A Florida man who was seen carrying a large red "Trump 2020" flag on the floor of the U.S. Senate during the Capitol riot received eight months in prison Monday in the first felony sentence from the Jan. 6 attack.
Paul Allard Hodgkins, 38, of Tampa, was arrested Feb. 16 after the FBI received a tip identifying him among the hundreds of people seen in photos and videos inside the Capitol. He pleaded guilty in June to a single felony count of obstructing an official proceeding, which carries a maximum sentence of 20 years in prison.
"Although you were only one member of a larger mob, you actively participated in a larger event that threatened the Capitol and democracy itself," said U.S. District Court Judge Randolph Moss of Washington.
"The damage that was caused that way was way beyond a several-hour delay of the vote certification," Moss said. "It is a damage that will persist in this country for several decades."
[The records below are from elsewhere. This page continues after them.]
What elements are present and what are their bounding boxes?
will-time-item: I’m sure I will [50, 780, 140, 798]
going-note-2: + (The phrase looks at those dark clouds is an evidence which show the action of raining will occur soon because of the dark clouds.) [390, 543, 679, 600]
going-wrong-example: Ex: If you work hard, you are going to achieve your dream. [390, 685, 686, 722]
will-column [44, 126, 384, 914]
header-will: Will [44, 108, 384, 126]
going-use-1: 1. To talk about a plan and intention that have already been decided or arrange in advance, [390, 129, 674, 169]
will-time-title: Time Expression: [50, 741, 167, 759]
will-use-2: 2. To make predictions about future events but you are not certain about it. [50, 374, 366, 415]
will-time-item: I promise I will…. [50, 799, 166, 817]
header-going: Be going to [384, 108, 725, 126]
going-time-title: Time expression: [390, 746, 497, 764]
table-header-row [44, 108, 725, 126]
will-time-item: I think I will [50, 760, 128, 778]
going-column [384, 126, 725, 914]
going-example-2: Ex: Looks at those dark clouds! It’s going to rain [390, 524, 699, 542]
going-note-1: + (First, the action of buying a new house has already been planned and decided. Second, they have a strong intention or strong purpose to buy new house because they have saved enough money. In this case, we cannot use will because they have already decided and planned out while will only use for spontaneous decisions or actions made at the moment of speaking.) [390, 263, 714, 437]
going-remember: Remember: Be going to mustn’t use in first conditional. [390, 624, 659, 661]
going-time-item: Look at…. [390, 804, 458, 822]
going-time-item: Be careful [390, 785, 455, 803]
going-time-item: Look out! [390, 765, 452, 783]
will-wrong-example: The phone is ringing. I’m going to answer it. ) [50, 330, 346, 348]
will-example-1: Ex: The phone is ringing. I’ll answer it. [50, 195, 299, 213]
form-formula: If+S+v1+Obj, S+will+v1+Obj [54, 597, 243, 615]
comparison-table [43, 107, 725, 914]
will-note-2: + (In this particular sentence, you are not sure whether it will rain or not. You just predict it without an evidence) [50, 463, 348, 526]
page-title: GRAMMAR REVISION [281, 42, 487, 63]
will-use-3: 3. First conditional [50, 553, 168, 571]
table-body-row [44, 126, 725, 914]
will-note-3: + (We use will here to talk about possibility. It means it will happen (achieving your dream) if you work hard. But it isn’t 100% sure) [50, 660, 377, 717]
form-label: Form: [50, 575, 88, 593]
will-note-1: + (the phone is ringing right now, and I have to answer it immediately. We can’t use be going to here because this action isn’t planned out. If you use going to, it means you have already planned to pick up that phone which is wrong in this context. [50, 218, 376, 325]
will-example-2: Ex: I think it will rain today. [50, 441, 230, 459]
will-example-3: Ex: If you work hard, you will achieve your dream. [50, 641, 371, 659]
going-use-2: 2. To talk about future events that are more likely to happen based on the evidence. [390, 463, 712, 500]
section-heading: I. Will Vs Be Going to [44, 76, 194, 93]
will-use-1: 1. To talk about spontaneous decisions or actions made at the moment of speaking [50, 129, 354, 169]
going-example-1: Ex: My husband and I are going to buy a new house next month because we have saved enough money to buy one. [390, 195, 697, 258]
Hodgkins' lawyer, Patrick Leduc, urged the judge not to impose a prison sentence, saying in a court filing that Hodgkins is "law abiding, hardworking, honest, caring, kind, thoughtful, generous, and the kind of person you would want for a neighbor." On the day of the riot, he "lost his bearings and his way ... made a fateful decision to follow the crowd, and found himself for approximately 15 minutes in a place that he sincerely regrets to have been," the court filing said.
Hodgkins told the judge that he regrets his actions and would not have entered the Capitol if he had known of the violent acts committed inside.
"I can say without a shadow of a doubt that I am truly remorseful and regretful for my actions, not because I face consequences but because of the damage that day's incident caused and the way this country that I love has been hurt," he said.
Though he emphasized that he did not engage in any violence or damage any property, "I realize that my involvement did still contribute to the greater problem that took place. The company of us who remained calmer in our protests may have made others feel emboldened."
But prosecutors asked for a sentence of 18 months in prison. Once he got inside and saw the mayhem, he could have left, said Mona Sedky, an assistant U.S. attorney. "He willingly joined the fray, and he steadfastly remained a part of it."
Sedky said Hodgkins' goal in entering the Capitol "was to disturb the election process and disrupt the peaceful transfer of power."
Imposing a punishment that includes some prison time "will send a loud and clear message to other would-be rioters that if and when they're caught, they will face a serious sentence. So there won't be a next time," she said.
Hodgkins is the third person to be sentenced for being part of the Capitol siege, and his is the longest punishment imposed so far.
An Indiana woman, Anna Morgan-Lloyd, was given three years of probation in June after pleading guilty to a charge of illegally demonstrating in the Capitol. And Michael Curzio of Florida was sentenced to six months in prison after pleading guilty to the same charge. But because the judge gave him credit for the time that he was detained pending trial, he was released July 14.